Le prove esaminate e in parte rese pubbliche in questo blog sembrano mostrare che si stia «procurando allarme» simulando o inferendo un’emergenza che non esiste; a farlo sarebbe un gruppo organizzato, che si potrebbe dunque (in tal caso) considerare un’associazione per delinquere, con l’aggravante del coinvolgimento di pubblici ufficiali ed enti della Repubblica.
Volendo essere a dir poco eufemistici, le cifre e le statistiche che dovrebbero sostanziare il presunto “allarme sette” – così tanto sbandierato e propagandato in decine di convegni e in centinaia di articoli stampa e trasmissioni TV e radio – non sono per nulla coerenti.
Queste statistiche sono fornite dagli stessi gruppi «anti-sette» appositamente per sobillare forze pubbliche e private contro dei movimenti ritenuti «pericolosi», senza che però tale presunta «pericolosità» possa essere realmente dimostrata. Al contrario, la «pericolosità» da loro portata a dimostrazione delle proprie teorie, risulta essere del tutto marginale.
Non è quindi fuori luogo supporre che una simile condotta (di per sé moralmente disdicevole) possa integrare il reato penale di procurato allarme; inoltre, in tal caso essa si svolgerebbe per mezzo di una vera e propria associazione per delinquere, finalizzata all’indebita repressione di diritti umani fondamentali e universalmente riconosciuti quali la libertà di associazione, la libertà di pensiero e – in particolare – la libertà di culto.
Addirittura, in taluni casi sono proprio i presunti esperti «anti-sette» ad affermare inequivocabilmente, non senza una certa sfacciataggine, che occorre creare allarmismo. Ecco un esempio con le parole di Giuseppe Bisetto del GRIS di Treviso:
Come se non bastasse, nonostante la pochezza dei dati statistici cui fanno riferimento, i gruppi «anti-sette» sollecitano un intervento da parte dello Stato che comporta spese di pubblico denaro.

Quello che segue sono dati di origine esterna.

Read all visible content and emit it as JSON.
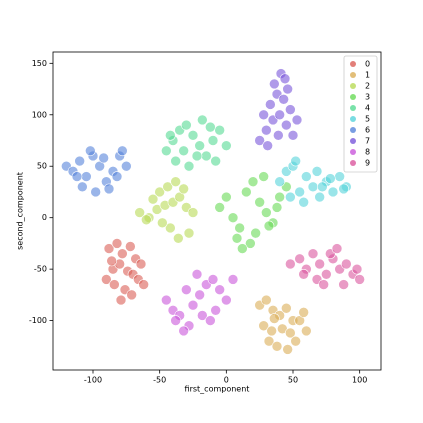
{
  "chart_data": {
    "type": "scatter",
    "xlabel": "first_component",
    "ylabel": "second_component",
    "xlim": [
      -130,
      116
    ],
    "ylim": [
      -148,
      161
    ],
    "xticks": [
      -100,
      -50,
      0,
      50,
      100
    ],
    "yticks": [
      -100,
      -50,
      0,
      50,
      100,
      150
    ],
    "legend": "upper right",
    "series": [
      {
        "name": "0",
        "color": "#db5f57",
        "x": [
          -88,
          -82,
          -78,
          -72,
          -68,
          -64,
          -85,
          -80,
          -74,
          -70,
          -66,
          -90,
          -84,
          -76,
          -71,
          -62,
          -79,
          -86
        ],
        "y": [
          -30,
          -25,
          -35,
          -28,
          -40,
          -45,
          -50,
          -45,
          -52,
          -55,
          -60,
          -60,
          -65,
          -70,
          -75,
          -65,
          -80,
          -42
        ]
      },
      {
        "name": "1",
        "color": "#dbae57",
        "x": [
          25,
          30,
          35,
          40,
          45,
          50,
          28,
          34,
          42,
          48,
          55,
          60,
          32,
          38,
          46,
          52,
          36,
          58
        ],
        "y": [
          -85,
          -80,
          -90,
          -95,
          -88,
          -100,
          -105,
          -110,
          -108,
          -112,
          -100,
          -110,
          -120,
          -125,
          -128,
          -120,
          -98,
          -92
        ]
      },
      {
        "name": "2",
        "color": "#b9db57",
        "x": [
          -65,
          -58,
          -52,
          -46,
          -40,
          -35,
          -30,
          -25,
          -60,
          -50,
          -44,
          -38,
          -32,
          -55,
          -42,
          -36,
          -28,
          -48
        ],
        "y": [
          5,
          0,
          8,
          12,
          15,
          20,
          10,
          5,
          -2,
          25,
          30,
          35,
          28,
          18,
          -10,
          -20,
          -15,
          -5
        ]
      },
      {
        "name": "3",
        "color": "#69db57",
        "x": [
          -5,
          0,
          5,
          10,
          15,
          20,
          25,
          30,
          35,
          40,
          45,
          8,
          18,
          28,
          38,
          12,
          22,
          32
        ],
        "y": [
          10,
          20,
          0,
          -10,
          25,
          35,
          15,
          5,
          -5,
          20,
          30,
          -20,
          -25,
          40,
          10,
          -30,
          -15,
          -8
        ]
      },
      {
        "name": "4",
        "color": "#57db94",
        "x": [
          -45,
          -40,
          -35,
          -30,
          -25,
          -20,
          -15,
          -10,
          -5,
          0,
          -38,
          -28,
          -18,
          -8,
          -42,
          -32,
          -22,
          -12
        ],
        "y": [
          65,
          75,
          85,
          90,
          80,
          70,
          60,
          75,
          85,
          70,
          55,
          50,
          95,
          55,
          80,
          65,
          60,
          88
        ]
      },
      {
        "name": "5",
        "color": "#57d3db",
        "x": [
          40,
          45,
          50,
          55,
          60,
          65,
          70,
          75,
          80,
          85,
          90,
          48,
          58,
          68,
          78,
          88,
          52,
          72
        ],
        "y": [
          35,
          45,
          50,
          25,
          40,
          30,
          20,
          35,
          25,
          40,
          30,
          20,
          15,
          45,
          38,
          28,
          55,
          30
        ]
      },
      {
        "name": "6",
        "color": "#5784db",
        "x": [
          -120,
          -115,
          -110,
          -105,
          -100,
          -95,
          -90,
          -85,
          -80,
          -75,
          -112,
          -102,
          -92,
          -82,
          -108,
          -98,
          -88,
          -78
        ],
        "y": [
          50,
          45,
          55,
          40,
          60,
          50,
          35,
          45,
          60,
          50,
          40,
          65,
          58,
          40,
          30,
          25,
          28,
          65
        ]
      },
      {
        "name": "7",
        "color": "#7957db",
        "x": [
          25,
          30,
          35,
          40,
          45,
          50,
          28,
          33,
          38,
          43,
          48,
          53,
          36,
          41,
          46,
          31,
          39,
          44
        ],
        "y": [
          75,
          85,
          95,
          100,
          90,
          80,
          100,
          110,
          120,
          115,
          105,
          95,
          130,
          140,
          125,
          70,
          80,
          135
        ]
      },
      {
        "name": "8",
        "color": "#c957db",
        "x": [
          -45,
          -40,
          -35,
          -30,
          -25,
          -20,
          -15,
          -10,
          -5,
          0,
          -38,
          -28,
          -18,
          -8,
          -32,
          -22,
          -12,
          5
        ],
        "y": [
          -80,
          -90,
          -95,
          -70,
          -85,
          -75,
          -65,
          -60,
          -70,
          -80,
          -100,
          -105,
          -95,
          -90,
          -110,
          -55,
          -100,
          -60
        ]
      },
      {
        "name": "9",
        "color": "#db579e",
        "x": [
          48,
          55,
          60,
          65,
          70,
          75,
          80,
          85,
          90,
          95,
          100,
          58,
          68,
          78,
          88,
          98,
          73,
          83
        ],
        "y": [
          -45,
          -40,
          -50,
          -35,
          -45,
          -55,
          -40,
          -50,
          -45,
          -55,
          -60,
          -55,
          -60,
          -35,
          -65,
          -50,
          -65,
          -30
        ]
      }
    ]
  }
}
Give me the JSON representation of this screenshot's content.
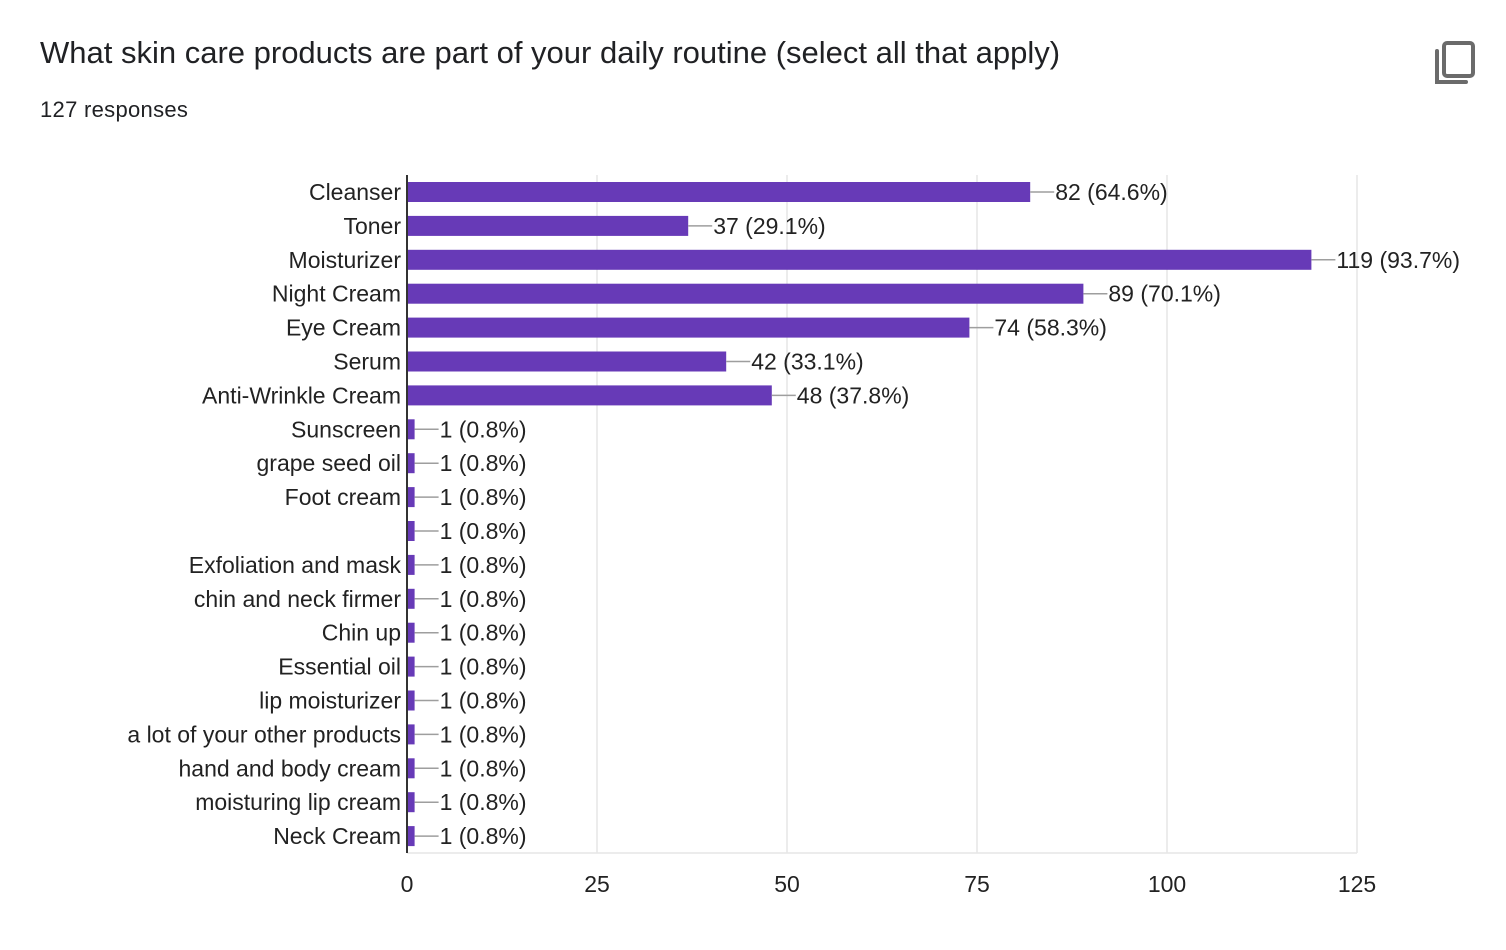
{
  "header": {
    "title": "What skin care products are part of your daily routine (select all that apply)",
    "responses": "127 responses",
    "copy_icon": "copy-icon"
  },
  "colors": {
    "bar": "#673ab7",
    "leader": "#9e9e9e",
    "grid": "#e6e6e6",
    "axis": "#333333"
  },
  "chart_data": {
    "type": "bar",
    "orientation": "horizontal",
    "categories": [
      "Cleanser",
      "Toner",
      "Moisturizer",
      "Night Cream",
      "Eye Cream",
      "Serum",
      "Anti-Wrinkle Cream",
      "Sunscreen",
      "grape seed oil",
      "Foot cream",
      "",
      "Exfoliation and mask",
      "chin and neck firmer",
      "Chin up",
      "Essential oil",
      "lip moisturizer",
      "a lot of your other products",
      "hand and body cream",
      "moisturing lip cream",
      "Neck Cream"
    ],
    "values": [
      82,
      37,
      119,
      89,
      74,
      42,
      48,
      1,
      1,
      1,
      1,
      1,
      1,
      1,
      1,
      1,
      1,
      1,
      1,
      1
    ],
    "data_labels": [
      "82 (64.6%)",
      "37 (29.1%)",
      "119 (93.7%)",
      "89 (70.1%)",
      "74 (58.3%)",
      "42 (33.1%)",
      "48 (37.8%)",
      "1 (0.8%)",
      "1 (0.8%)",
      "1 (0.8%)",
      "1 (0.8%)",
      "1 (0.8%)",
      "1 (0.8%)",
      "1 (0.8%)",
      "1 (0.8%)",
      "1 (0.8%)",
      "1 (0.8%)",
      "1 (0.8%)",
      "1 (0.8%)",
      "1 (0.8%)"
    ],
    "xlim": [
      0,
      125
    ],
    "xticks": [
      0,
      25,
      50,
      75,
      100,
      125
    ],
    "xtick_labels": [
      "0",
      "25",
      "50",
      "75",
      "100",
      "125"
    ],
    "grid": true,
    "legend": "none"
  }
}
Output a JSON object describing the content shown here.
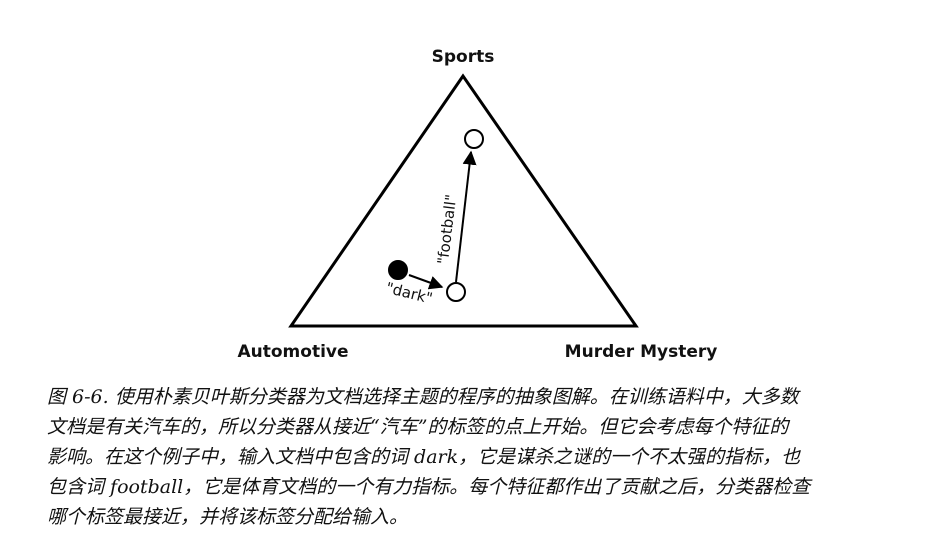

Con tutti i problemi che già ci sono nel nostro paese, è davvero necessario che uomini e risorse della Repubblica vengano dedicate all'istituzione (e all'inevitabile mantenimento) di forze speciali come la controversa «Squadra Anti-Sette» per risolvere «piaghe» che in realtà non esistono, se non in percentuali estremamente esigue o addirittura relativamente inesistenti?